CUDA Integration#

Arrow is not limited to CPU buffers (located in the computer’s main memory, also named “host memory”). It also has provisions for accessing buffers located on a CUDA-capable GPU device (in “device memory”).


This functionality is optional and must have been enabled at build time. If this is not done by your package manager, you might have to build Arrow yourself.

CUDA Contexts#

A CUDA context represents access to a particular CUDA-capable device. For example, this is creating a CUDA context accessing CUDA device number 0:

>>> from pyarrow import cuda
>>> ctx = cuda.Context(0)

CUDA Buffers#

A CUDA buffer can be created by copying data from host memory to the memory of a CUDA device, using the Context.buffer_from_data() method. The source data can be any Python buffer-like object, including Arrow buffers:

>>> import numpy as np
>>> arr = np.arange(4, dtype=np.int32)
>>> arr.nbytes
>>> cuda_buf = ctx.buffer_from_data(arr)
>>> type(cuda_buf)
>>> cuda_buf.size     # The buffer's size in bytes
>>> cuda_buf.address  # The buffer's address in device memory
>>> cuda_buf.context.device_number

Conversely, you can copy back a CUDA buffer to device memory, getting a regular CPU buffer:

>>> buf = cuda_buf.copy_to_host()
>>> type(buf)
>>> np.frombuffer(buf, dtype=np.int32)
array([0, 1, 2, 3], dtype=int32)


Many Arrow functions expect a CPU buffer but will not check the buffer’s actual type. You will get a crash if you pass a CUDA buffer to such a function:

>>> pa.py_buffer(b"x" * 16).equals(cuda_buf)
Segmentation fault

Numba Integration#

There is not much you can do directly with Arrow CUDA buffers from Python, but they support interoperation with Numba, a JIT compiler which can turn Python code into optimized CUDA kernels.

Arrow to Numba#

First let’s define a Numba CUDA kernel operating on an int32 array. Here, we will simply increment each array element (assuming the array is writable):

import numba.cuda

def increment_by_one(an_array):
    pos = numba.cuda.grid(1)
    if pos < an_array.size:
        an_array[pos] += 1

Then we need to wrap our CUDA buffer into a Numba “device array” with the right array metadata (shape, strides and datatype). This is necessary so that Numba can identify the array’s characteristics and compile the kernel with the appropriate type declarations.

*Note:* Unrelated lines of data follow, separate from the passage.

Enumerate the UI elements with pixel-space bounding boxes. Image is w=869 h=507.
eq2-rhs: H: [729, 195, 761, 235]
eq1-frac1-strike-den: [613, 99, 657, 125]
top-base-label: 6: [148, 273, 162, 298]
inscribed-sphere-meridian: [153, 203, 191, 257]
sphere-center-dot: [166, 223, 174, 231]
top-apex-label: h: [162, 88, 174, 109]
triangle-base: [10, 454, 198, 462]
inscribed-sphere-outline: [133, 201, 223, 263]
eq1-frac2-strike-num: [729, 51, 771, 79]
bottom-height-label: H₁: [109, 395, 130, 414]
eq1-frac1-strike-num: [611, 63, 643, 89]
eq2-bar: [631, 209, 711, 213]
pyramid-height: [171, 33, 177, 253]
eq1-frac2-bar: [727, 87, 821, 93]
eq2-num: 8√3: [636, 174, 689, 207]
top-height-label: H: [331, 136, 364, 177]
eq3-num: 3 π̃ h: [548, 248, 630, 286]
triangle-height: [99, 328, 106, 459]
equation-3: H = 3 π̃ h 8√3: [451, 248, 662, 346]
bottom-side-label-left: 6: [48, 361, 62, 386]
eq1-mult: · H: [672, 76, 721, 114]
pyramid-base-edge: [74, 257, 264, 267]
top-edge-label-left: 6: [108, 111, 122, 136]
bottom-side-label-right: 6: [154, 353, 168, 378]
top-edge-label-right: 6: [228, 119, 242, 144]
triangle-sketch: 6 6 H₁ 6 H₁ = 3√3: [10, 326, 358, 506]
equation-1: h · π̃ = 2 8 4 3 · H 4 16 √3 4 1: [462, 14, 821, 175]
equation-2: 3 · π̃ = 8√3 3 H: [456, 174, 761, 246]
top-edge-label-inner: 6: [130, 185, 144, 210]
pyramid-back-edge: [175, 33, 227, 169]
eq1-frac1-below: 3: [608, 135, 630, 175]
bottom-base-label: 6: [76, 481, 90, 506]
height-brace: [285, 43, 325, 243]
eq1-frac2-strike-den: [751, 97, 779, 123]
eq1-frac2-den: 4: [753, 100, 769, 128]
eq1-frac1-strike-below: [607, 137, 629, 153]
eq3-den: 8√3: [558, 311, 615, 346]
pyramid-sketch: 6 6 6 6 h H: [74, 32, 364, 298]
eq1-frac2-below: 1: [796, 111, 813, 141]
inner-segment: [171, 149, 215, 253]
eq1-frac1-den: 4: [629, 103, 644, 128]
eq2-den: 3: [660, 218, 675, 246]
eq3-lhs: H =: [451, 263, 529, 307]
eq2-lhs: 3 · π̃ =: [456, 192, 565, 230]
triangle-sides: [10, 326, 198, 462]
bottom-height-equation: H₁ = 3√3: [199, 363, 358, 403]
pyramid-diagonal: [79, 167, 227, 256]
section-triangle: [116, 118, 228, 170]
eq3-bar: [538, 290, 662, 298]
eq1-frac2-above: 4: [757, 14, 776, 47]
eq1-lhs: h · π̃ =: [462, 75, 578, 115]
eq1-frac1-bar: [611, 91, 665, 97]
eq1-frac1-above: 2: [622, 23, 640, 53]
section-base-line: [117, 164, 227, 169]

In this case the metadata can simply be got from the original Numpy array. Note the GPU data isn’t copied, just pointed to:

>>> from numba.cuda.cudadrv.devicearray import DeviceNDArray
>>> device_arr = DeviceNDArray(arr.shape, arr.strides, arr.dtype, gpu_data=cuda_buf.to_numba())

(ideally we could have defined an Arrow array in CPU memory, copied it to CUDA memory without losing type information, and then invoked the Numba kernel on it without constructing the DeviceNDArray by hand; this is not yet possible)

Finally we can run the Numba CUDA kernel on the Numba device array (here with a 16x16 grid size):

>>> increment_by_one[16, 16](device_arr)

And the results can be checked by copying back the CUDA buffer to CPU memory:

>>> np.frombuffer(cuda_buf.copy_to_host(), dtype=np.int32)
array([1, 2, 3, 4], dtype=int32)

Numba to Arrow#

Conversely, a Numba-created device array can be viewed as an Arrow CUDA buffer, using the CudaBuffer.from_numba() factory method.

For the sake of example, let’s first create a Numba device array:

>>> arr = np.arange(10, 14, dtype=np.int32)
>>> arr
array([10, 11, 12, 13], dtype=int32)
>>> device_arr = numba.cuda.to_device(arr)

Then we can create a CUDA buffer pointing the device array’s memory. We don’t need to pass a CUDA context explicitly this time: the appropriate CUDA context is automatically retrieved and adapted from the Numba object.

>>> cuda_buf = cuda.CudaBuffer.from_numba(device_arr.gpu_data)
>>> cuda_buf.size
>>> cuda_buf.address
>>> cuda_buf.context.device_number

Of course, we can copy the CUDA buffer back to host memory:

>>> np.frombuffer(cuda_buf.copy_to_host(), dtype=np.int32)
array([10, 11, 12, 13], dtype=int32)

See also

Documentation for Numba’s CUDA support.